Мне восемнадцать, и у меня нешуточные надежды, потому что отец договорился с самым многообещающим из молодых мастеров нашего города, чтобы тот взглянул на мои работы, — и отнес ему большую пачку прямо в ратушу (ведь тот уже не новичок, он целых десять лет работает там над эскизами для гобеленов, расписывает конские попоны и знамена, а кроме того, стяжал известность картинами, которые почти возмущают своей грубостью — камни, корни, гримасы и вообще все в них полно удивительной надменности, и даже один взгляд на эти полотна вызывает у зрителя ощущение досадной неловкости: между тем, Борсо, новому маркизу, надоели старые мастера, прославленные Боно и Анджело, тем более, что они принадлежали не его двору, а двору его сводного брата, а о новом живописце поговаривали, что он привлек к себе внимание маркиза и получил немало подарков): мой отец решил, что с таким человеком будет полезно сойтись поближе, и что устроить меня на работу при дворе было бы гораздо проще, если б я стала его учеником: я дома, в своей мастерской во дворе, которую сделал для меня отец, натянув на короткие шесты полотно, — это сооружение защищает от ветра, и в нем полно прямых солнечных лучей, что очень важно для работы живописца: оно одновременно и хрупкое, и удобное, и в то утро мне не понадобилось устанавливать его заново (братьям нравится выдергивать шесты из земли, когда они возвращаются домой с работы или из траттории, но вчера вечером они об этом забыли или просто оказали мне любезность и не стали рушить мастерскую), и я усердно тружусь над картиной, чьи размеры едва ли не больше тех полотнищ, которые отделяют меня от мира, это сцена из истории, которую я помню с детства: музыкант состязается с богом, чье искусство выше: бог побеждает — и музыкант вынужден заплатить свою цену: с него должны снять кожу и вручить богу в качестве трофея.

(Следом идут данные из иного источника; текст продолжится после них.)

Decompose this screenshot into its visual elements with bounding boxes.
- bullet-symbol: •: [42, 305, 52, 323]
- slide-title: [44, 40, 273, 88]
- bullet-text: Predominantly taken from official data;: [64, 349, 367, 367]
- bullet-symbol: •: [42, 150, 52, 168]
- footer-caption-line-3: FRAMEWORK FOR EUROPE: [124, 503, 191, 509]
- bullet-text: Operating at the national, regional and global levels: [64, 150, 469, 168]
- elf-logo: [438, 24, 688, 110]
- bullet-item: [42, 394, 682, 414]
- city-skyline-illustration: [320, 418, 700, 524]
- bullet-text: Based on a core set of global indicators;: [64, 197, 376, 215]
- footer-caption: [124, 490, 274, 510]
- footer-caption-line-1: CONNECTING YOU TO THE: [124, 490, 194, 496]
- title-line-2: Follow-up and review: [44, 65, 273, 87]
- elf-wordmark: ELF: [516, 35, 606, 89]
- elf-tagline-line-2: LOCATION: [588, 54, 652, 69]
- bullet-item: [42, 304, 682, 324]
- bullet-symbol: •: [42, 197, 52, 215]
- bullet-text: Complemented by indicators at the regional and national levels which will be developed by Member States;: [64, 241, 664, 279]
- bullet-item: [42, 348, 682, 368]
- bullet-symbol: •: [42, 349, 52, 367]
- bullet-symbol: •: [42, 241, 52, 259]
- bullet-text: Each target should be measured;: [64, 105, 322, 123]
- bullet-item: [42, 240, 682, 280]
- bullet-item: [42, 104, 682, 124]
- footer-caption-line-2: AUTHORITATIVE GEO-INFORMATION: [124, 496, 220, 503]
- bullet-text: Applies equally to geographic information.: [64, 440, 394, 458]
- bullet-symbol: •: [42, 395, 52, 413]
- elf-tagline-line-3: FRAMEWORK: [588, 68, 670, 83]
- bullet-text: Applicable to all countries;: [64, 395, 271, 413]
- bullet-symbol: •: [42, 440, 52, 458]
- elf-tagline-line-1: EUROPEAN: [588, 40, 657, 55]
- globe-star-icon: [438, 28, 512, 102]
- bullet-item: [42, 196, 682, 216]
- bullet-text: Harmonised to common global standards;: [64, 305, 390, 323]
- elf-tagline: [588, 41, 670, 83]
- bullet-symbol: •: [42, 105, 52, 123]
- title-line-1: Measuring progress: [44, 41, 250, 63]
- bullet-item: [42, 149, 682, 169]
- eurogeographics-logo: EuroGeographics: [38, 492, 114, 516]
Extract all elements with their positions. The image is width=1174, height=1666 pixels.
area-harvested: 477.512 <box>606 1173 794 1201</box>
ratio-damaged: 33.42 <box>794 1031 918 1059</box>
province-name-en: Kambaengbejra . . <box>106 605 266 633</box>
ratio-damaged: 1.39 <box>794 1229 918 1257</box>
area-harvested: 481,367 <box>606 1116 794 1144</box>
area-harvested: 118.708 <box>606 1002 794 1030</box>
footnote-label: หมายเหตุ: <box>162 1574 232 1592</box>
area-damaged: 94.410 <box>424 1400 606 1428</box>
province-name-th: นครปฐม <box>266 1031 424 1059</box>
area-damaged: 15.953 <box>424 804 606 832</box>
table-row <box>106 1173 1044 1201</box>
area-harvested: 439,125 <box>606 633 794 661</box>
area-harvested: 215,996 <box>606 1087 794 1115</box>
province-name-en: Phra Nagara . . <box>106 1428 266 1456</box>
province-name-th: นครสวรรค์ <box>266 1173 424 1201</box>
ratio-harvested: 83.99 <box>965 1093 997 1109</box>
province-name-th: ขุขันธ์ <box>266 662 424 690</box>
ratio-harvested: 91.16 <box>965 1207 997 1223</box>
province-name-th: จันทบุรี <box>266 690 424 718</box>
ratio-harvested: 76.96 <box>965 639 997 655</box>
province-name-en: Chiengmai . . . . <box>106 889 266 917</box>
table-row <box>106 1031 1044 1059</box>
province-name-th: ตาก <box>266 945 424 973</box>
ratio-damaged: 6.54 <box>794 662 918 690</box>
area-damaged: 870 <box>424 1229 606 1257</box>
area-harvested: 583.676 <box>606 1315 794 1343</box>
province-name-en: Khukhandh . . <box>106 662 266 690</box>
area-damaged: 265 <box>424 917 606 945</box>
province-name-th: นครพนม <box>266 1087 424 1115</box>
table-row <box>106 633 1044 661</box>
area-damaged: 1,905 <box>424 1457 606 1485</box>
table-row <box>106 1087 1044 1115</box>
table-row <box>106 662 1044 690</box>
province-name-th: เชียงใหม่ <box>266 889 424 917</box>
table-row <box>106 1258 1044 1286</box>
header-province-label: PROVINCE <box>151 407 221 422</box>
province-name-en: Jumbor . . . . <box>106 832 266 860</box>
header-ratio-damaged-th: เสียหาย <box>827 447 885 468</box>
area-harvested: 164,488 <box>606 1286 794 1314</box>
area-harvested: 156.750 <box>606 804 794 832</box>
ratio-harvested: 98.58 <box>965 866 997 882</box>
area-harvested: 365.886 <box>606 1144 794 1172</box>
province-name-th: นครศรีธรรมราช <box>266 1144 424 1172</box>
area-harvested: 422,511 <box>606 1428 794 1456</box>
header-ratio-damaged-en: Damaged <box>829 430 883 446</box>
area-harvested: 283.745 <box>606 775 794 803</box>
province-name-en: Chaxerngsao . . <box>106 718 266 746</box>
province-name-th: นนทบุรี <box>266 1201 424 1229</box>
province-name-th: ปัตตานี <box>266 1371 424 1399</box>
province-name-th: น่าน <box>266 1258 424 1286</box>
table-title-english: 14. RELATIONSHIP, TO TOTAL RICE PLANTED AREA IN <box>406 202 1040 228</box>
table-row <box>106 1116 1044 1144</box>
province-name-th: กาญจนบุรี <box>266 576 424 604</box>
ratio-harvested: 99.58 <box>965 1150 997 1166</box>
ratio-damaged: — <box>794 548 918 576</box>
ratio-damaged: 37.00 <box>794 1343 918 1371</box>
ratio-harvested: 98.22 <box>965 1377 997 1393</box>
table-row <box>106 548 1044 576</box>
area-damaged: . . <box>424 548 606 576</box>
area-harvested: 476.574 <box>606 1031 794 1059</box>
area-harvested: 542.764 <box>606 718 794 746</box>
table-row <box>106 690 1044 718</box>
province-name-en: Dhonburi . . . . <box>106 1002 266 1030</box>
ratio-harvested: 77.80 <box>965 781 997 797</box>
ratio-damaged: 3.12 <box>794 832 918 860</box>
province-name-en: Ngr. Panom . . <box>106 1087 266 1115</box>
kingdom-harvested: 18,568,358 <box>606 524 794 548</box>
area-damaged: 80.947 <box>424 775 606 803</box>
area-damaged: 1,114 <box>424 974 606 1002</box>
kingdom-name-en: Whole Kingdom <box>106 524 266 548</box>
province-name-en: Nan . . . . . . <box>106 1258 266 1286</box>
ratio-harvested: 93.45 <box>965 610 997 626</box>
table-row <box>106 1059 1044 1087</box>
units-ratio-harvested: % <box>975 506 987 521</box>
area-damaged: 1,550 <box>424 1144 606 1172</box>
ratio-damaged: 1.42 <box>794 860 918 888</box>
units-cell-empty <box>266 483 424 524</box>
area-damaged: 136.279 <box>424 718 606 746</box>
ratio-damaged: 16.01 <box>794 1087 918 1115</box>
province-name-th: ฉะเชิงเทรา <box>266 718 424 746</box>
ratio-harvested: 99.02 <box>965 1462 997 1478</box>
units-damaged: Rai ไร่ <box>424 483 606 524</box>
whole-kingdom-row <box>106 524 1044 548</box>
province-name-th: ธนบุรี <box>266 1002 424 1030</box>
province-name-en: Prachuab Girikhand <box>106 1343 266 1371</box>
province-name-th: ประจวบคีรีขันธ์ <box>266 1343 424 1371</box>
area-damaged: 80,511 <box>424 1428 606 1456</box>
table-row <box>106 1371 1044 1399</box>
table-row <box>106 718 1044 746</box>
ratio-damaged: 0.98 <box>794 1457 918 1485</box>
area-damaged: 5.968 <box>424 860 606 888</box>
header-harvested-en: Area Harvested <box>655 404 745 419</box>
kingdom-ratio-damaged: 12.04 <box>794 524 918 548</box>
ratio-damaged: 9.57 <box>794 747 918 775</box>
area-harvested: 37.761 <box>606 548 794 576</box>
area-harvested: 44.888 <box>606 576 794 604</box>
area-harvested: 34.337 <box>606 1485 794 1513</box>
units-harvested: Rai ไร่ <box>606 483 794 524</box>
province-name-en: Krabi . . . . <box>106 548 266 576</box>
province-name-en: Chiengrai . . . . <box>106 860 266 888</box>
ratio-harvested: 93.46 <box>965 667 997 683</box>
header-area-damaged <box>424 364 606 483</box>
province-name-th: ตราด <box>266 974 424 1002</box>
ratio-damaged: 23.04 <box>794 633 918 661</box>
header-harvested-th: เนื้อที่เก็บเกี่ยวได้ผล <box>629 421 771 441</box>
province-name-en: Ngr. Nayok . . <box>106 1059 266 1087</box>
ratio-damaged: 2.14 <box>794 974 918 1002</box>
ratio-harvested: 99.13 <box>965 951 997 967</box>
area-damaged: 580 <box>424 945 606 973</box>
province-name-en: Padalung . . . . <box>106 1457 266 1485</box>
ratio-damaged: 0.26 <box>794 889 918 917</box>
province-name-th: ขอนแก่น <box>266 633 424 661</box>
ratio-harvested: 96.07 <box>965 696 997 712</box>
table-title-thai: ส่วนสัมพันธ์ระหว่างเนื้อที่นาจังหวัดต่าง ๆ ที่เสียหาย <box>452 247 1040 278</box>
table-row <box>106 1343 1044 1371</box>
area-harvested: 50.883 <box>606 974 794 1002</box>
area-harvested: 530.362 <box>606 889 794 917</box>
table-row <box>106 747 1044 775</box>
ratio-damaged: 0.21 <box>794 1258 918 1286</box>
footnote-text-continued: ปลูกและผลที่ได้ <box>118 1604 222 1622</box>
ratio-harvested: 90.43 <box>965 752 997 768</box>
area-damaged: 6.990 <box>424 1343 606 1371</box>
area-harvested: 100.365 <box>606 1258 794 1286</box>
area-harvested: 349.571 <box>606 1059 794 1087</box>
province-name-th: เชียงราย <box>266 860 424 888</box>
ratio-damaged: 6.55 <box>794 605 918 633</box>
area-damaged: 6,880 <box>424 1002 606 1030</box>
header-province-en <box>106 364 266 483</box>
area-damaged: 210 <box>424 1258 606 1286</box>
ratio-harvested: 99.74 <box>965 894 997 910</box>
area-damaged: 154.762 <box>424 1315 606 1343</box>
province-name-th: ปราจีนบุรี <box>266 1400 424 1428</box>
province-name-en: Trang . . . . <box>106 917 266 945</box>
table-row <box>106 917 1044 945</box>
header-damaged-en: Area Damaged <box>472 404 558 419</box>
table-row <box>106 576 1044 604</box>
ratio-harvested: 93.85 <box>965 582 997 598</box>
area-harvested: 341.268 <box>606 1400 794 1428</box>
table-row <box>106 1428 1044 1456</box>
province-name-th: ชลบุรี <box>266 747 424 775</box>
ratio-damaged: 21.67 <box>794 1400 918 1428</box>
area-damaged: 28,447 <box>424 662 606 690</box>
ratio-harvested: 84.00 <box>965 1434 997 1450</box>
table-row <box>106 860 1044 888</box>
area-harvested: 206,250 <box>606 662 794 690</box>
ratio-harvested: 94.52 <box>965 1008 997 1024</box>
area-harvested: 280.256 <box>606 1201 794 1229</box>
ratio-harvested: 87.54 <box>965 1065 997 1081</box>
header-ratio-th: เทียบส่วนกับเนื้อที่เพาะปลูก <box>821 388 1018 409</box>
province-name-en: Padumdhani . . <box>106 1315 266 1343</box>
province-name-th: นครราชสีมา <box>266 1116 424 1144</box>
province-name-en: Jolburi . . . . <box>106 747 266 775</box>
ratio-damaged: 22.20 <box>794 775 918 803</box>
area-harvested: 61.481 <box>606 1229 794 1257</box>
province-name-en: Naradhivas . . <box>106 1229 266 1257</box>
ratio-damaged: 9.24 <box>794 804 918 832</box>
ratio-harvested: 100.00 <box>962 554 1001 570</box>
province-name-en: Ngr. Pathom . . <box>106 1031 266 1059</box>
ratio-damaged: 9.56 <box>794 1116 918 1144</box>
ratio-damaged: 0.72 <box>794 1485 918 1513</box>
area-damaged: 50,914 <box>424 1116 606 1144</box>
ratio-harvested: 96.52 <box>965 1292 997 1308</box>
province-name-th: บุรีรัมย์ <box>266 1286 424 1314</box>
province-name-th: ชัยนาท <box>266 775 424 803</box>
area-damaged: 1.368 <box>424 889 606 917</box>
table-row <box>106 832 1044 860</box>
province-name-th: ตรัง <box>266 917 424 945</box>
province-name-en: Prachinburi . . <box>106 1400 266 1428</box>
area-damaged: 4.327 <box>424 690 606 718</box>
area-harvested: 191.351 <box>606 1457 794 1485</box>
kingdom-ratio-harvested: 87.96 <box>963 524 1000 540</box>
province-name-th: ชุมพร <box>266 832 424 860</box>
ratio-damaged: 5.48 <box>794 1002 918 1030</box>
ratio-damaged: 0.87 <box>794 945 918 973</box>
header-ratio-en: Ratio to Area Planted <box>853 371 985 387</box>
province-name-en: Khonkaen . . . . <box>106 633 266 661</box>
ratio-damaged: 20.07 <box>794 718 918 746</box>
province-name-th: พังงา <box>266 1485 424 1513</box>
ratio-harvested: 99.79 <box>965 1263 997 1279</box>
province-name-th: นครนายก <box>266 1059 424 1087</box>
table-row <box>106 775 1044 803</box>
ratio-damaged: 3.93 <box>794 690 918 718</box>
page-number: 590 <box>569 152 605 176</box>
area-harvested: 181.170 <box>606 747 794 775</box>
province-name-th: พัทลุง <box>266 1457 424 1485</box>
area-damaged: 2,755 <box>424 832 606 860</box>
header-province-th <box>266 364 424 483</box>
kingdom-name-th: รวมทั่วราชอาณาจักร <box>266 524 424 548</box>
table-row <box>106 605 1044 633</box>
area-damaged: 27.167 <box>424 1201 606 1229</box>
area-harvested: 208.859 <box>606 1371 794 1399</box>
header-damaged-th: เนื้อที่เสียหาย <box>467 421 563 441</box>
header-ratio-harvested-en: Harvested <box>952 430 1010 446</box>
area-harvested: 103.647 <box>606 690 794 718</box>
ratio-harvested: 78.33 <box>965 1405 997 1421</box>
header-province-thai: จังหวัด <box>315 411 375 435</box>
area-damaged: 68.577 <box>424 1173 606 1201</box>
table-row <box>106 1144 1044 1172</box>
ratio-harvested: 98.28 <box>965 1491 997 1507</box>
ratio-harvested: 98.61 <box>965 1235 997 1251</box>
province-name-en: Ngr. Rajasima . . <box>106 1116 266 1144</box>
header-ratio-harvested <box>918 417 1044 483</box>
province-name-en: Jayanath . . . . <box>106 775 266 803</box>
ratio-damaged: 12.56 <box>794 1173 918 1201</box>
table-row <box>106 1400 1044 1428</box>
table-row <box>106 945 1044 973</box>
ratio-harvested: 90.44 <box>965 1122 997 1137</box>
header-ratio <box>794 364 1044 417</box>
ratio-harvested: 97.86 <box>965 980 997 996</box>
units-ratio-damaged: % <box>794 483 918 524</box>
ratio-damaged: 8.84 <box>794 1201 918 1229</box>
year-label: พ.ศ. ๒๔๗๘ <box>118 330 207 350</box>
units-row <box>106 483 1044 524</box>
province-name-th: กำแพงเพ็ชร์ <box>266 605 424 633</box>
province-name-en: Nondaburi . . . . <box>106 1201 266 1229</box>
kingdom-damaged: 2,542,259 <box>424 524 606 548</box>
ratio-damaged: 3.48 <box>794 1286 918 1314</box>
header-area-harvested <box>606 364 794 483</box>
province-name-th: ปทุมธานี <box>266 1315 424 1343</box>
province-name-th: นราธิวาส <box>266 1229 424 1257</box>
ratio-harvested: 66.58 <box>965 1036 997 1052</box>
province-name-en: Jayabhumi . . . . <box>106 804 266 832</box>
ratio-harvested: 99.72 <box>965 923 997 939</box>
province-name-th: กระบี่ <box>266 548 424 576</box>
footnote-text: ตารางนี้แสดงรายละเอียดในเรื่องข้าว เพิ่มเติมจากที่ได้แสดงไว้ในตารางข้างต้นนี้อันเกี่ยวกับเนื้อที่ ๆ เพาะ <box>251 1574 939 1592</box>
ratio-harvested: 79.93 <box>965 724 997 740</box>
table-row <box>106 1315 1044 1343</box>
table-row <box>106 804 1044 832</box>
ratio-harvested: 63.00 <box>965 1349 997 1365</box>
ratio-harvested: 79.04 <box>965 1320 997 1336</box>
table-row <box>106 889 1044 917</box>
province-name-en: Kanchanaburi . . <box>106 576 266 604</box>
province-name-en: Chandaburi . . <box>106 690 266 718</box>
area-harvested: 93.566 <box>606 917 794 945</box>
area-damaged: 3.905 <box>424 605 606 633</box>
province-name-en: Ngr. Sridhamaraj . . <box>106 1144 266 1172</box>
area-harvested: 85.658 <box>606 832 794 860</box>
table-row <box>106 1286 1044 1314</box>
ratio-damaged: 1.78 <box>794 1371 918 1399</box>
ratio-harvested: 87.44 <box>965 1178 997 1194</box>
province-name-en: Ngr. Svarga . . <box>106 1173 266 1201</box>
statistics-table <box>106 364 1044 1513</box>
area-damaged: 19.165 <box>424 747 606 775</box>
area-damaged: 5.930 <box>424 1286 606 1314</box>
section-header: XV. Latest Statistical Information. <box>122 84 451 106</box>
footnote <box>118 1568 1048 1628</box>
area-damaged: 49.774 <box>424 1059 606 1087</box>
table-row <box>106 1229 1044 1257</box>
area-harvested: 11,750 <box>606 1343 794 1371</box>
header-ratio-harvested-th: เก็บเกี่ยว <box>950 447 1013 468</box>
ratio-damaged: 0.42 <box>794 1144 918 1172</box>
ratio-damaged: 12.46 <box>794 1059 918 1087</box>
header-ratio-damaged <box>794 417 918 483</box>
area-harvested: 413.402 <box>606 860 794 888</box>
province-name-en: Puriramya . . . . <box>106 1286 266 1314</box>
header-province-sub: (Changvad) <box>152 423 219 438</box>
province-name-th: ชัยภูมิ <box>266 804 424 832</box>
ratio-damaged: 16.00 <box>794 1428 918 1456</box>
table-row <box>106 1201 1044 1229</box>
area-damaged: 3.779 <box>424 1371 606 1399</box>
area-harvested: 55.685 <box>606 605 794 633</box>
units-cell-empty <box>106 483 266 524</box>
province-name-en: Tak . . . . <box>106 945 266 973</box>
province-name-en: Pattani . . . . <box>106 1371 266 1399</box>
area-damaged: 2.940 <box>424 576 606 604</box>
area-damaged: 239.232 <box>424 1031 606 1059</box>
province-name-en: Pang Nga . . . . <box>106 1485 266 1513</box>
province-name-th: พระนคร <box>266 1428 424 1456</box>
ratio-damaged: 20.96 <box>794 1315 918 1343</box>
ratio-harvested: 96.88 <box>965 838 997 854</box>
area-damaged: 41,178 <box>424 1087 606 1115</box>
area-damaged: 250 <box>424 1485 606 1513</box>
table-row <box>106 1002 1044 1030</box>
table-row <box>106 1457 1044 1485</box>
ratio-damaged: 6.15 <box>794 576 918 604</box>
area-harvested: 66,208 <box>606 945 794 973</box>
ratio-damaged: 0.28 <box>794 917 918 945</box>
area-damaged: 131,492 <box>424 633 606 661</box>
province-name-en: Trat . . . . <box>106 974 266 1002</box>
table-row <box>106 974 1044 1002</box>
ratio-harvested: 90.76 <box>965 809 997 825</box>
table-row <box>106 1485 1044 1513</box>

Над этим мифом я задумывалась на протяжении всей жизни: а в тот момент, похоже, нашла способ его рассказать по-своему: бог стоит по одну сторону, в его расслабленной руке — нож, которым он пока еще не воспользовался: вид у него почти разочарованный: а тело музыканта извивается, выворачивается из собственной кожи в каком-то экстатическом порыве, словно кожа — это ткань, которая обильно ниспадает с плеча, и одновременно отстает от запястий и мелких костей небольшими клочками — как снег из конфетти, который летит ввысь: тело освобождается от кожи, как невеста, раздевающаяся в брачную ночь: только оно ярко-красное, хрустально-красное: но лучше всего то, что музыкант успевает подхватить свою кожу той же рукой, с которой она снята, и аккуратно ее свернуть.